Prince William's fiancee, Kate Middleton, has it all: princely groom, job for life, all that. She also has delightful fashion sense, writes Moira Macdonald, especially when it comes to her hats.
Say what you will about Kate Middleton — or Princess Catherine or Duchess of Something English or Waity Katie or whatever you want to call her — the lady can wear a hat.
And, as we count down to the royal wedding on April 29, I find that’s the thing about her that intrigues me most. Imagine a life where an assortment of hats awaits, for any occasion. Consider the somber mood created by her large black felt hat (leavened just a bit by a loop-the-loop heart), or the it’s-a-bird/it’s-a-plane silliness of that taupe-colored feather confection that seems to have made a landing on her head, or the insouciant tilt of her black-and-white flying saucer, or the charming miscellany of her itty-bitty fascinator, complete with feathers, buttons and a cameo. (A fascinator, by the way, is a small and usually whimsical headpiece, not quite substantial enough to be called a hat, but with sufficient personality to stand on its own.)
In those pictures, imagine each of her outfits without the hats. She’d look fine, smart, well-groomed, appropriate. But something would be missing; that extra touch of mystery and dash that a hat adds. Hats change the faces beneath them, adding authority and drama and making a simple outfit suddenly chic.
Think of the heroines of ’30s and ’40s movies, never fully dressed without a perfect chapeau; or, even now, pretty much any Helena Bonham Carter movie. (I remember the little-seen 2003 hatfest “The Heart of Me,” in which Bonham Carter is dismayed by the arrival of her sister, played by Olivia Williams, fully equipped with hat and veil. “Can’t you push that up?” she asks with cut-glass diction, referring to the veil. “I feel at a disadvantage.”)
Most Read Stories
The word “bareheaded” has pretty much left the language; instead, it’s become the default. Most of us walk around hatless, on days when it isn’t freezing or broiling, dreaming perhaps of the glorious hats we might wear had we the time, the budget, the right kind of hair, the je ne sais quoi.
But a princess-in-waiting doesn’t have that option. The soon-to-be-former Miss Middleton is about to become the great-granddaughter-in-law of the late Queen Mum, famous for her boisterously cheery hats that looked like Easter baskets on her head, and the daughter-in-law of the late Diana, Princess of Wales, who knew exactly what to do with a hat (though not always what to do with her bangs underneath them). Remember the sweet little veiled number Diana wore as part of her coral-colored going-away outfit, after another royal wedding many years ago? I do.
Will Kate have a going-away outfit, even though she and William reportedly aren’t leaving for the honeymoon until the day after the wedding? No doubt, and I bet the hat will be a lulu.

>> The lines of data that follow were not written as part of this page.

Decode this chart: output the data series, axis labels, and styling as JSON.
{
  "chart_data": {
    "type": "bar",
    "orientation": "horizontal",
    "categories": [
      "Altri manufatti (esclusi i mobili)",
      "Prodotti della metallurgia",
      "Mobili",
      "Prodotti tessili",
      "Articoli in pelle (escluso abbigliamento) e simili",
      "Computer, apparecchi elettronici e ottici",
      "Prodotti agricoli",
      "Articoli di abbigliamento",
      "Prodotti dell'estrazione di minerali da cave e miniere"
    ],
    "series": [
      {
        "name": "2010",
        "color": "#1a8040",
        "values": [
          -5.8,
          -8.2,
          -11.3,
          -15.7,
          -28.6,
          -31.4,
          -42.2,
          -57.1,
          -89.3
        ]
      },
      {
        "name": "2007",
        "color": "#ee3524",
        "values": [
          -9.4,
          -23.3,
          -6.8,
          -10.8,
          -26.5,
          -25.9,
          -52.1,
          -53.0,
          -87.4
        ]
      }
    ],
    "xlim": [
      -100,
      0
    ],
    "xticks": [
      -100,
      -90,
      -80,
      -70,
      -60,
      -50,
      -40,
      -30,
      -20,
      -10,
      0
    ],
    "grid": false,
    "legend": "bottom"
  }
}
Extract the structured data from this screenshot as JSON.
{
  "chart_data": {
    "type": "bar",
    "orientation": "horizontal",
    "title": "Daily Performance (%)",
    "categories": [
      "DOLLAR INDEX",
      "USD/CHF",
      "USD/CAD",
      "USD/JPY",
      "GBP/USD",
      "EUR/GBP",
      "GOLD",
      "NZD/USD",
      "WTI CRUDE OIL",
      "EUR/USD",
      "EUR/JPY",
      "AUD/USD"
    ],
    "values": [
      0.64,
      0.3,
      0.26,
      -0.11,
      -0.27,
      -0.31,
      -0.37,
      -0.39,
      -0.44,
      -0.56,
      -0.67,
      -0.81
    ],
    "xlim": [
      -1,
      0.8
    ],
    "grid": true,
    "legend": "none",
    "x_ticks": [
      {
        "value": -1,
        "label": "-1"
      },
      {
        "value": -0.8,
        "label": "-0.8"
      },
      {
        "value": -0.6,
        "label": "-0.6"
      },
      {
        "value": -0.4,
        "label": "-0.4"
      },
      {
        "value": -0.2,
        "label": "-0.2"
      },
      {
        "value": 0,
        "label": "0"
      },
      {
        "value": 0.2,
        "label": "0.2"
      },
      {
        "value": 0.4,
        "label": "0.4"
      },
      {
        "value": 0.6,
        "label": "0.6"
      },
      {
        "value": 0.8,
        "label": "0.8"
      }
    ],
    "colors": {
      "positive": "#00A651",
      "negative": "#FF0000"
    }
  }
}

A while back, I went to a wedding in Scotland, with the reception held at a castle full of hatted ladies — myself included — strolling about and decorously sipping Champagne. As the afternoon progressed, I wondered about the logistics of removing our daytime hats for dinner (a crucial point of hat etiquette). Eventually, the smiling mother of the bride led a group of female guests to a ladies’ lounge, where we all removed our hats and fluffed up our hair, laying the hats on waiting tables.
Hours later, retrieving mine at the evening’s end, I remember how pretty the hats all looked, side-by-side in a bright, feathery crowd, and wondered if they’d chatted about their wearers when left alone.
Somewhere, Kate Middleton’s hats are assembled, ready to step into a new life with her. I think they’re up for the challenge.